Stell Dir ein Dir nahestehendes Kind vor. Das Kind weint herzzerreißend, ist außer sich und wird von seinem Leid ganz bestimmt. Wie reagierst Du? Setzt Du Dich neben das Kind, um mit ihm zu leiden und dadurch in Deinem Denken und Handeln womöglich ganz blockiert zu sein? Wohl kaum! Du wirst Dich mit dem Kind eng verbunden fühlen, aber zu seinem Leid emotionalen Abstand halten.
Genau das beschreibt den Unterschied zwischen Mitleid und Mitgefühl.

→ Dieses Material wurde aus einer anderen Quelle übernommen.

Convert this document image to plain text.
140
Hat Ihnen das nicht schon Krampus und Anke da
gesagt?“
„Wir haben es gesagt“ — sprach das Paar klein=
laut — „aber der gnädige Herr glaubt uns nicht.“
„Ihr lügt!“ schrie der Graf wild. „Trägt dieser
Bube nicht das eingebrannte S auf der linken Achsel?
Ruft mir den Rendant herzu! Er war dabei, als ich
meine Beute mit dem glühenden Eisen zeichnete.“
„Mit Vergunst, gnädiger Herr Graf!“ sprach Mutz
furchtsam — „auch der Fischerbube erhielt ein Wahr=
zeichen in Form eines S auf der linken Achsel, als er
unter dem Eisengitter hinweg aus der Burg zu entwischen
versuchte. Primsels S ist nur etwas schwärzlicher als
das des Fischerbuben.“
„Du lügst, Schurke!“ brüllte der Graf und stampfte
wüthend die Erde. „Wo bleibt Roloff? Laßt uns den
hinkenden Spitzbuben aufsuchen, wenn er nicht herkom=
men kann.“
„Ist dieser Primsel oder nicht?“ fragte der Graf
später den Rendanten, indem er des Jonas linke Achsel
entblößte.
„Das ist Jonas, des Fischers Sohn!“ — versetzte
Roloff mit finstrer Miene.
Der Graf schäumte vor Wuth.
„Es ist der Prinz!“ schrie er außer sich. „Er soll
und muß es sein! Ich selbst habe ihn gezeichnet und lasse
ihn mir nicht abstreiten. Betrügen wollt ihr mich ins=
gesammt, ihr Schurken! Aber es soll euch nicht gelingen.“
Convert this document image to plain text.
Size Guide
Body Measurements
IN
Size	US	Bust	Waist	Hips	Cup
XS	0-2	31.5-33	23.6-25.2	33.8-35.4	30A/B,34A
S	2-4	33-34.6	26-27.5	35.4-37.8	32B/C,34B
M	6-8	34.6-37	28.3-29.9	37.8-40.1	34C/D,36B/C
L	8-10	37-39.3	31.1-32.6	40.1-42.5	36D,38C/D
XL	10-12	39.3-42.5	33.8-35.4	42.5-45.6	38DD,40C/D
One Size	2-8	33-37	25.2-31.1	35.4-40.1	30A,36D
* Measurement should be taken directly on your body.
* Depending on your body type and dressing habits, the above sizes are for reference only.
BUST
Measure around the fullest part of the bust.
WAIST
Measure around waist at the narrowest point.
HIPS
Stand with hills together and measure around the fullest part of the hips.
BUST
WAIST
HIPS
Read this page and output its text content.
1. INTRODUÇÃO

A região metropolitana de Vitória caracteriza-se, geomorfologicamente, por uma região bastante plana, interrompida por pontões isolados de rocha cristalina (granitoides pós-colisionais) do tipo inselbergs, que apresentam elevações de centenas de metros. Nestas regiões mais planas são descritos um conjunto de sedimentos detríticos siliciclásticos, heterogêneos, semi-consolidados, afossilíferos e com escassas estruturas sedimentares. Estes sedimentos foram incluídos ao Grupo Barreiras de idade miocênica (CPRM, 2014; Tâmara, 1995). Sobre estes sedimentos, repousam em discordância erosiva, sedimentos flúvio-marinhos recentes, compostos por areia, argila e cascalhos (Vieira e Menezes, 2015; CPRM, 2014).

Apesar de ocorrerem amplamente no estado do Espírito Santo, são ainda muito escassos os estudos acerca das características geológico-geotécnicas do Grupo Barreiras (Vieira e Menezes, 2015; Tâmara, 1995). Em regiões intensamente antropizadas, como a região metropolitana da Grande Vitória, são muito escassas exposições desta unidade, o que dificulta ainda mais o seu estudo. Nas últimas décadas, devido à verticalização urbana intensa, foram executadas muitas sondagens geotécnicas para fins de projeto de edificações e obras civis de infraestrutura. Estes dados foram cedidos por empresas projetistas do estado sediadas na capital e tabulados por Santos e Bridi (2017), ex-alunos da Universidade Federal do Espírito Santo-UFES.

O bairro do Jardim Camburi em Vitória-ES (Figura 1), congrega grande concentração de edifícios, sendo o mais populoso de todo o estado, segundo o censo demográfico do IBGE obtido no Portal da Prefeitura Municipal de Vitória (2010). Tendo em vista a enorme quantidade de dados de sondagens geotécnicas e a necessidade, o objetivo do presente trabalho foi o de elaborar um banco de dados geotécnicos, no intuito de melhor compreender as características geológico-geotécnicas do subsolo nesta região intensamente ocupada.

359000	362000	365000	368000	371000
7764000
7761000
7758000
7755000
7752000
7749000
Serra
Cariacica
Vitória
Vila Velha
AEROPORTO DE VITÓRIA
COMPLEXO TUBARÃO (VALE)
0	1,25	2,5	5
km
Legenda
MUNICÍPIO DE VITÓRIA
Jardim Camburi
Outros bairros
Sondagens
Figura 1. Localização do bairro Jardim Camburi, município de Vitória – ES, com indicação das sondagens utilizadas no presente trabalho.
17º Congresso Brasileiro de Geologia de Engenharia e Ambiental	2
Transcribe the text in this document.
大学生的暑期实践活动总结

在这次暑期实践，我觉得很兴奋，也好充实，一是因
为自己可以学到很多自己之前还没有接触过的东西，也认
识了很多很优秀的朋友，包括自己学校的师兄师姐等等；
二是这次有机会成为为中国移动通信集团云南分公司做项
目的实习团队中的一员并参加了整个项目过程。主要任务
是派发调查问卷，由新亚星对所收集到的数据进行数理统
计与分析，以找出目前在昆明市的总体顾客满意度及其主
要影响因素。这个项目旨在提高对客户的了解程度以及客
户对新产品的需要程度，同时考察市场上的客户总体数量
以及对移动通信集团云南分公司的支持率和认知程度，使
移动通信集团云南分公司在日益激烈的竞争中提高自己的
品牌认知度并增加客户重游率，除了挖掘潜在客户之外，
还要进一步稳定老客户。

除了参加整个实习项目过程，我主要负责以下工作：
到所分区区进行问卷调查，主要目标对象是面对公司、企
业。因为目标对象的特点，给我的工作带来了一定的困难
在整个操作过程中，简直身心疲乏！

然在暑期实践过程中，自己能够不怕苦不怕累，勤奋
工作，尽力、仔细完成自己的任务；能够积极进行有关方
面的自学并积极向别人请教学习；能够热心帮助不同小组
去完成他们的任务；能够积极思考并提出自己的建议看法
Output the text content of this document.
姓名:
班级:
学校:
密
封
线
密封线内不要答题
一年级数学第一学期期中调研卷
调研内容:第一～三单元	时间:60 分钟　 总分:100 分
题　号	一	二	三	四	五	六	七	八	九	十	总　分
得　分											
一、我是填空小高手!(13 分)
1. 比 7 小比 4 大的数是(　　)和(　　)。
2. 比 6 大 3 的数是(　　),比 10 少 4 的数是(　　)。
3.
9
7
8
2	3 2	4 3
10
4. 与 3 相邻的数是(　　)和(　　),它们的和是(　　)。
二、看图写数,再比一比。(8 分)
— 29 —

Empfinde ich Mitleid, übernehme ich das Leid des Anderen. Und das wird mich lähmen. Der Leidende braucht vielleicht meine Zuwendung, aufmunternde Worte, möchte in den Arm genommen werden. Da ich aber sein Leid übernommen habe, werde ich dazu nicht imstande sein. Wenn ich es dennoch versuche, wird beim Leidenden nicht mehr als die Reflexion seines eigenen Leidens ankommen.
Empfinde ich stattdessen Mitgefühl, bin ich zwar emotional mit dem Leidenden verbunden, behalte aber Distanz zum Leid selbst. Dadurch werde ich in meiner Kraft bleiben. Nur dann werde ich in der Lage sein, Trost zu spenden und wirkliche Hilfe zu leisten.
Der Mensch neigt dazu, Mitleid zu entwickeln. Mitleid kann keinem helfen, weder dem Leidenden noch dem Mitleidigen. Stelle ich fest, dass mich das Leid des Anderen runterzieht und blockiert, hilft bewusste Innenschau und Differenzierung: Einerseits meine emotionale Verbindung mit der Person und der Wahrnehmung, dass sie leidet und andererseits das Leid selbst. Ich wende mich der Person zu, aber mache nicht ihr Leid zu meinem Leid.